Укромновъ, тяжело кряхтя, нагнулся и сталъ бросать въ ведро трепещущую рыбу.

— Пожалуйте еще парочку ершиковъ. Не велички, но для навару первый сортъ, — бросилъ туда-же Калистратъ двѣ крошечныя рыбки. — Вотъ вы говорите, что полъ-ухи нѣтъ. Теперь ужь полъ-ухи съ походцемъ. Да мы еще наловимъ. Не извольте сумнѣваться.

— Да… Но удивительно, что ни одного окуня, — сказалъ баринъ со вздохомъ. — А Еликанида Ивановна у насъ только окуней и ѣсть. Она ни щуки, ни плотвы не любитъ.

— Дайте только срокъ, дайте срокъ. И для барыни Еликаниды Ивановны окуня изловимъ, и подъ ихъ вкусъ потрафимъ. Дайте только срокъ. Вотъ подъ вербой пройдемъ съ бреднемъ, и окунь будетъ. Окунь обожаетъ на ночь подъ деревомъ стоять.

— Если рыба любитъ подъ деревьями стоять, то отчего намъ когда-нибудь не забраться вонъ на тотъ берегъ, на ту сторону, подъ олешникъ? — кивнулъ баринъ черезъ озеро.

— Экъ, хватили! Да вѣдь тотъ берегъ господина Плюшкевича.

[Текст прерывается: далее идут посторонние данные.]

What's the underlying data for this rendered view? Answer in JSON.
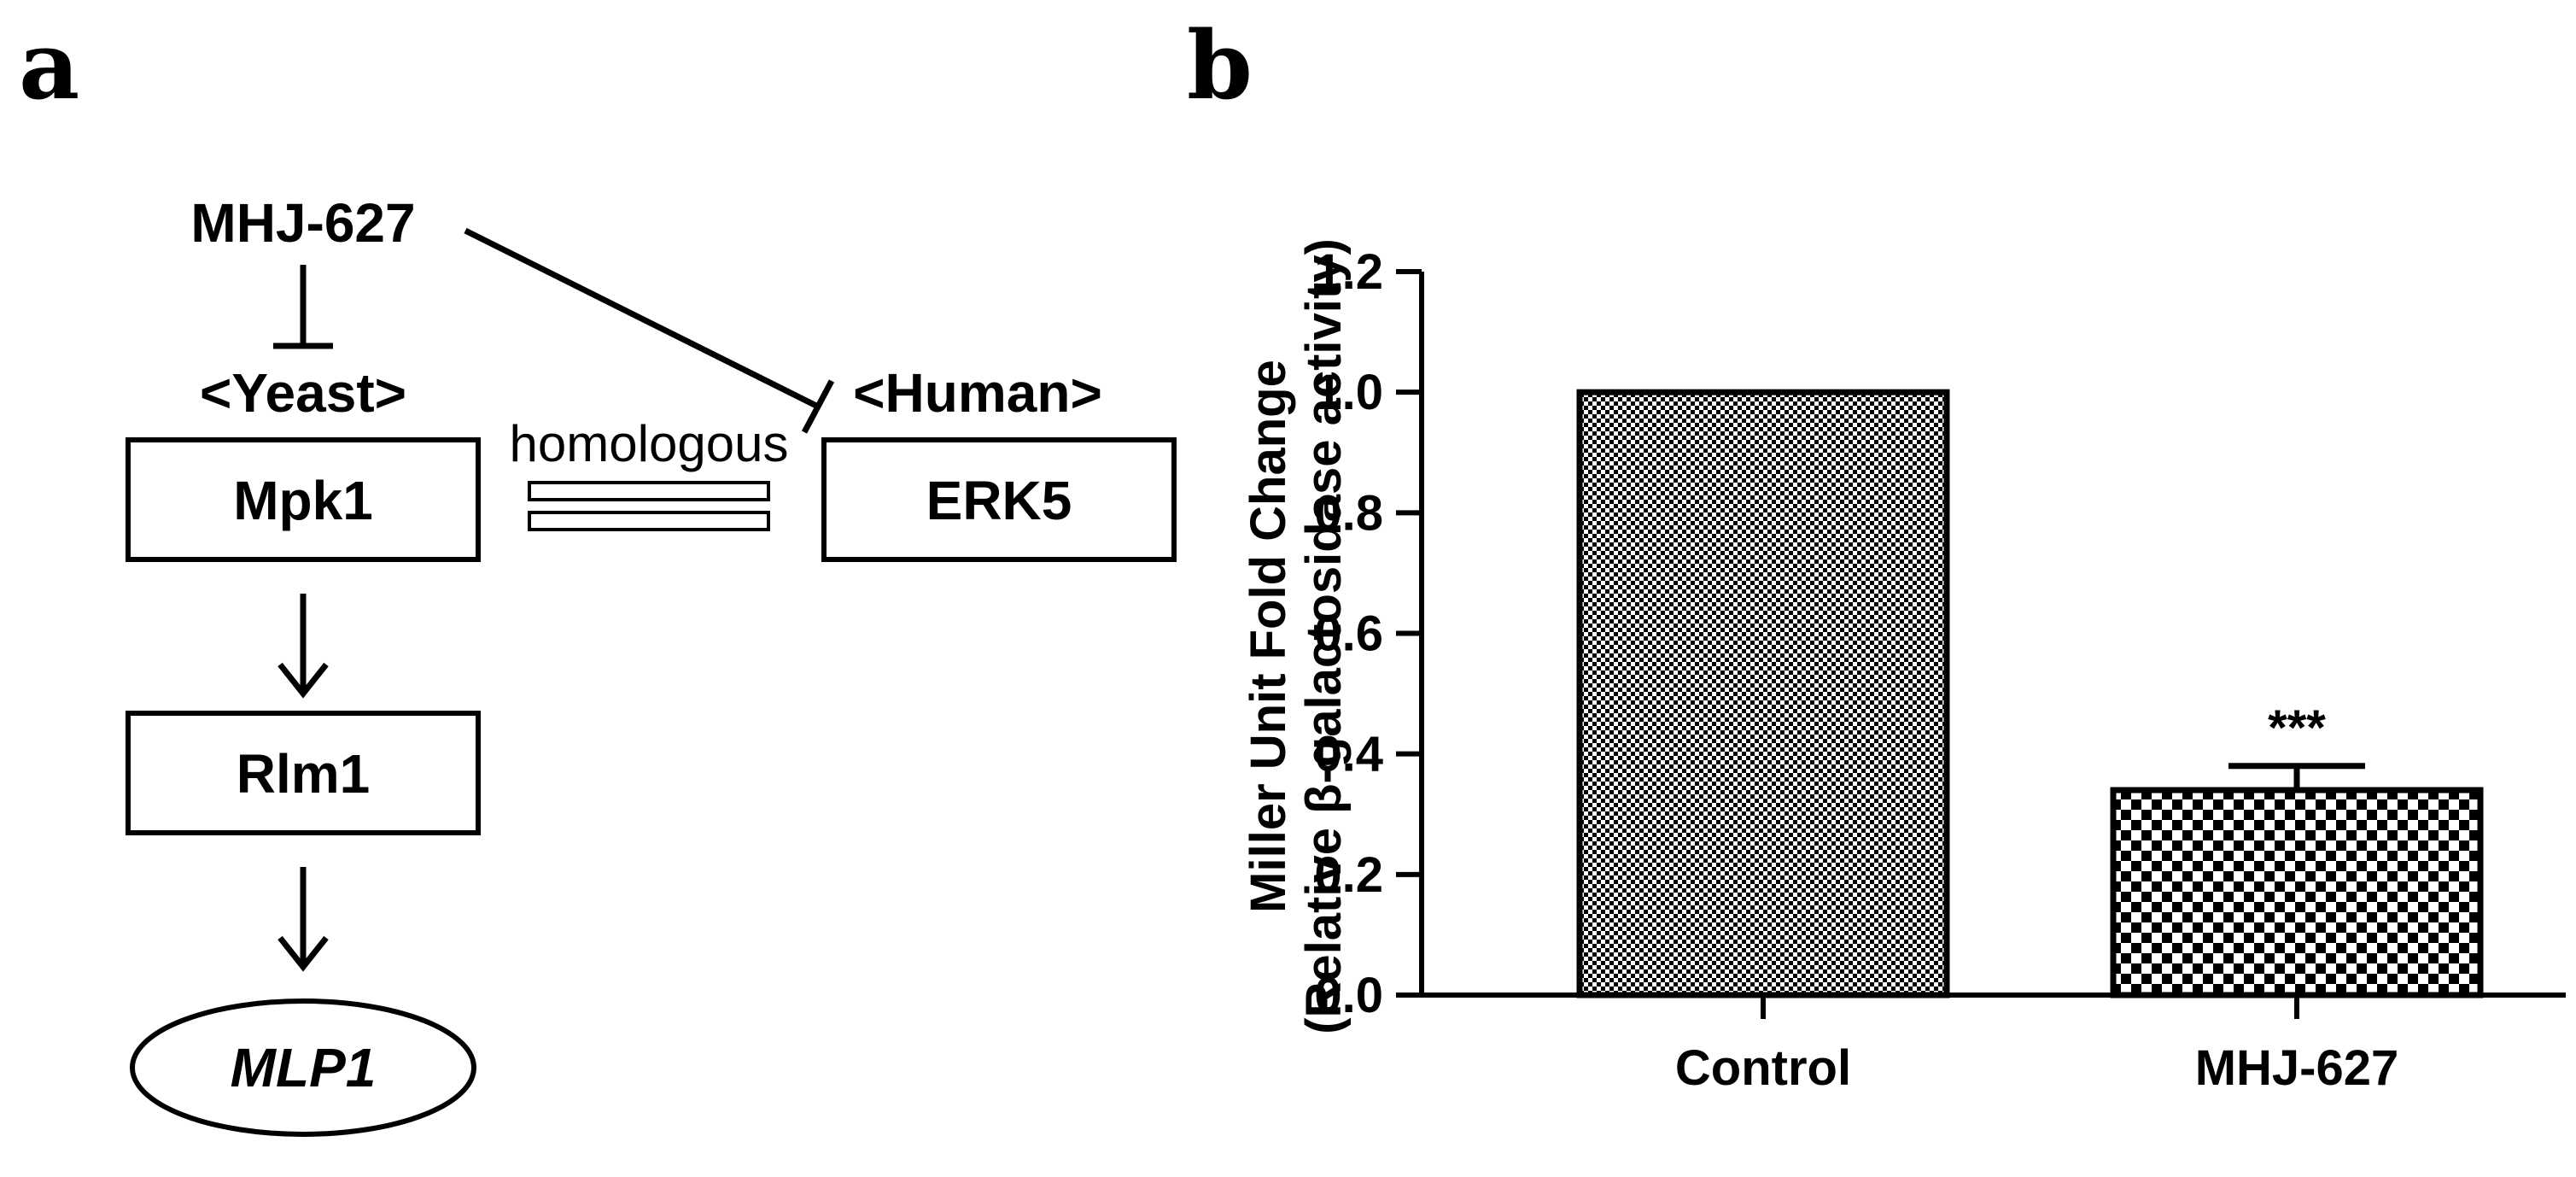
{
  "panel_a": {
    "letter": "a",
    "inhibitor": "MHJ-627",
    "yeast_label": "<Yeast>",
    "human_label": "<Human>",
    "homologous_label": "homologous",
    "node_mpk1": "Mpk1",
    "node_erk5": "ERK5",
    "node_rlm1": "Rlm1",
    "node_mlp1": "MLP1"
  },
  "panel_b": {
    "letter": "b"
  },
  "chart_data": {
    "type": "bar",
    "categories": [
      "Control",
      "MHJ-627"
    ],
    "values": [
      1.0,
      0.34
    ],
    "errors": [
      0,
      0.04
    ],
    "annotations": [
      "",
      "***"
    ],
    "title": "",
    "xlabel": "",
    "ylabel_line1": "Miller Unit Fold  Change",
    "ylabel_line2": "(Relative β-galactosidase activity)",
    "ylim": [
      0,
      1.2
    ],
    "yticks": [
      0.0,
      0.2,
      0.4,
      0.6,
      0.8,
      1.0,
      1.2
    ],
    "ytick_labels": [
      "0.0",
      "0.2",
      "0.4",
      "0.6",
      "0.8",
      "1.0",
      "1.2"
    ],
    "grid": false,
    "legend": "none",
    "bar_pattern": [
      "fine-checker",
      "coarse-checker"
    ],
    "colors": {
      "bar_fill": "#000000",
      "bar_background": "#ffffff",
      "axis": "#000000"
    }
  }
}
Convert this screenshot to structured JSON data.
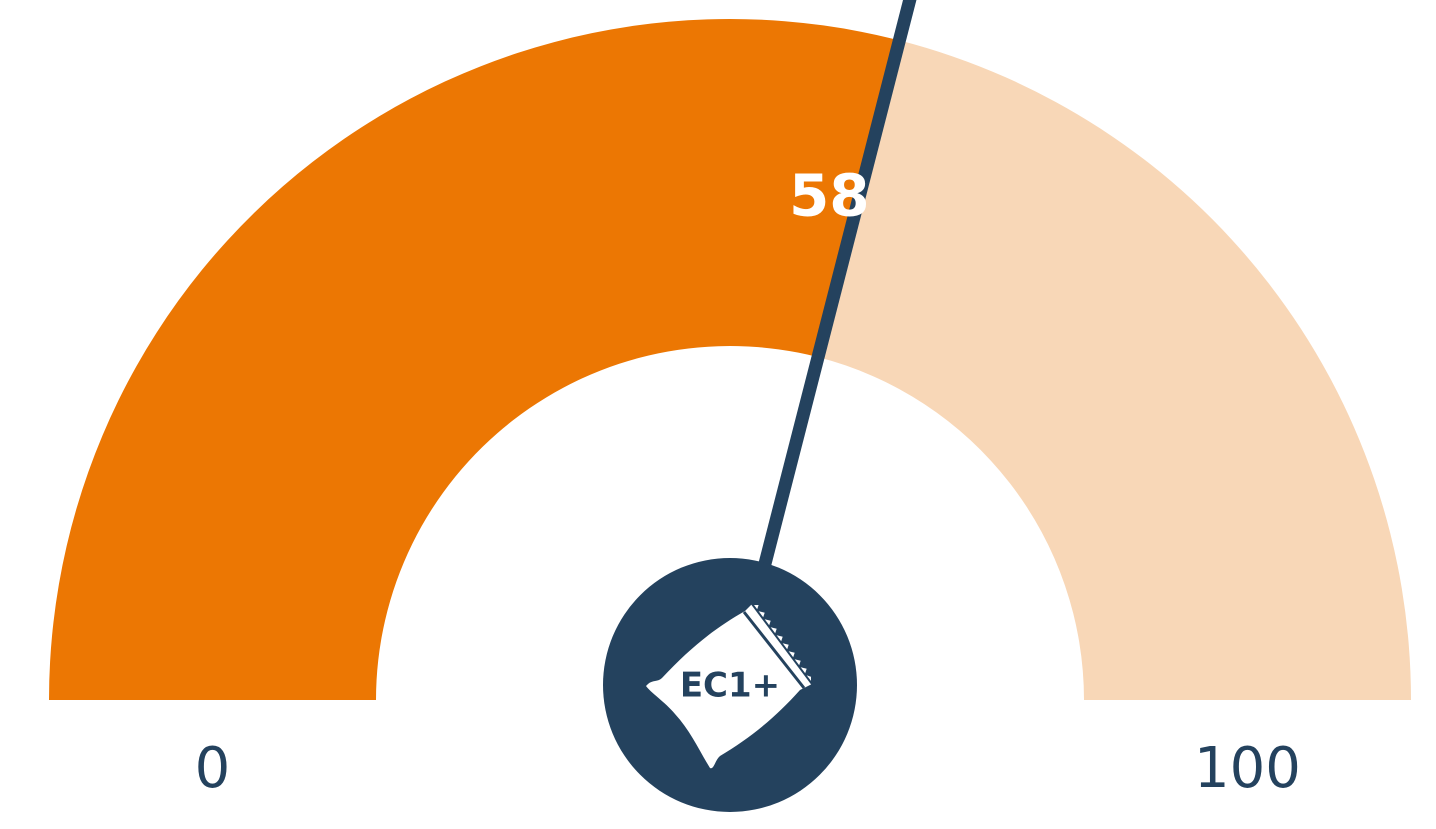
{
  "chart_data": {
    "type": "gauge",
    "value": 58,
    "ylim": [
      0,
      100
    ],
    "yticks": [
      0,
      100
    ],
    "label": "EC1+",
    "color": "#ec7703",
    "track_color": "#f8d7b7",
    "needle_color": "#24425e"
  }
}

— Ну и что-жъ изъ этого? Мы его берегъ не откусимъ, а только пріѣдемъ къ нему на лодкѣ и пройдемся съ бреднемъ.

— У господина Плюшкевича-то? Нѣтъ, не таковскій это мужчина, — сказалъ Калистратъ. — Вы его не знаете, баринъ. Онъ сейчасъ налетитъ и умоетъ. Прямо умоетъ на полтину или на рубль. А то судиться, зачѣмъ самовольно рыбу на его берегу ловятъ. Онъ только этого и ждетъ.

— Бреденькомъ-то? Да что-жъ тутъ такое? Вѣдь это не тоню поставить, — сказалъ баринъ.

— За наметку весной и то сорветъ полтину или четвертакъ. Ужъ на что наметка! Много-ли ею выловишь? И то сорветъ. Ну, не четвертакъ, такъ пятіалтынный, а ужъ накажетъ. Вѣдь вотъ по веснѣ здѣшніе крестьяне по всему берегу въ мутную воду съ наметкой ходятъ, а на его беретъ, ахъ оставьте. Боятся… Потому налетитъ и умоетъ. А нѣтъ, сейчасъ свидѣтелей и потомъ или къ земскому начальнику на судъ въ рабочую пору. Каково это въ рабочую-то пору!

— Неужели земскій начальникъ за такое дѣяніе къ чему-нибудь присудить можетъ? — усумнился баринъ. — Мнѣ кажется, что это пустяки.

— Вѣрно-съ. Земскій начальникъ, можетъ статься, и оправдаетъ, а онъ все-таки рабочаго человѣка накажетъ. Вызоветъ, а этотъ, смотришь, день или два и прогулялъ. Ему что? Плюшкевичу-то. Онъ человѣкъ досужій, шляющійся. Ему только и дѣла, что ищетъ, гдѣ-бы посудиться. Ну, а рабочаго человѣка отъ дѣла отобьетъ.